Biorefinery methods convert biopolymers such as cellulose into simple sugars (eg, glucose and xylose) and then into biofuels employing fungal hosts optimized for large scale industrial processes. Knowing the enzymes and processes employed by diverse fungi in lignocellulose degradation and sugar fermentation as well as understanding the molecular biology of strains adopted by industry are essential for development robust platforms for biomass-to-biofuel production on an industrial scale. Genome sequencing in this area will provide a comprehensive catalog of enzymes, metabolic processes, and regulatory and secretory mechanisms. Resequencing of industrial strains should help to map desirable properties such as morphology, hyperproductivity, thermostability to genomic blueprints.

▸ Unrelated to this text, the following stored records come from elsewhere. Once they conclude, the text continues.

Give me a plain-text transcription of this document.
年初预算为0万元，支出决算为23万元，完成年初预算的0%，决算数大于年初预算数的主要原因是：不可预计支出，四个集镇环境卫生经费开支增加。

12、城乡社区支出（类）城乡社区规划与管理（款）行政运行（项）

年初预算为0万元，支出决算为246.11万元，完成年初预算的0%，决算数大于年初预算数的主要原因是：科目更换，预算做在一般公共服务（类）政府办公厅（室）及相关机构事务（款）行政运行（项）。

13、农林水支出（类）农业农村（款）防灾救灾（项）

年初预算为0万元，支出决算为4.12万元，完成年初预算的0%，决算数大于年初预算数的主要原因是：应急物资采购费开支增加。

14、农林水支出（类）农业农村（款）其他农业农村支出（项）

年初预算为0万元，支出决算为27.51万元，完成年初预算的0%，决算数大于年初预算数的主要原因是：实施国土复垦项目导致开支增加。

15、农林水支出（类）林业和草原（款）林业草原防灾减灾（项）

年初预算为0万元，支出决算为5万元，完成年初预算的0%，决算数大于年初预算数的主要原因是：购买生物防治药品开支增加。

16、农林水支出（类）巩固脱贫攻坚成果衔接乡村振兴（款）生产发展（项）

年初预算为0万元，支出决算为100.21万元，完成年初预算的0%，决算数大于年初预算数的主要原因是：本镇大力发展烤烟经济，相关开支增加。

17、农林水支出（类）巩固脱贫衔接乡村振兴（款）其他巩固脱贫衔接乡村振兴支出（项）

Fungal diversity. Over a million species in the Kingdom Fungi have evolved over millions of years to occupy diverse ecological niches and have accumulated an enormous but yet undiscovered natural arsenal of potentially useful innovations. While the number of fungal genome sequencing projects continues to increase, the phylogenetic breadth of current sequencing targets is extremely limited. Exploration of phylogenetic and ecological diversity of fungi by genome sequencing is therefore a potentially rich source of valuable metabolic pathways and enzyme activities that will remain undiscovered and unexploited until a systematic survey of phylogenetically diverse genome sequences is undertaken.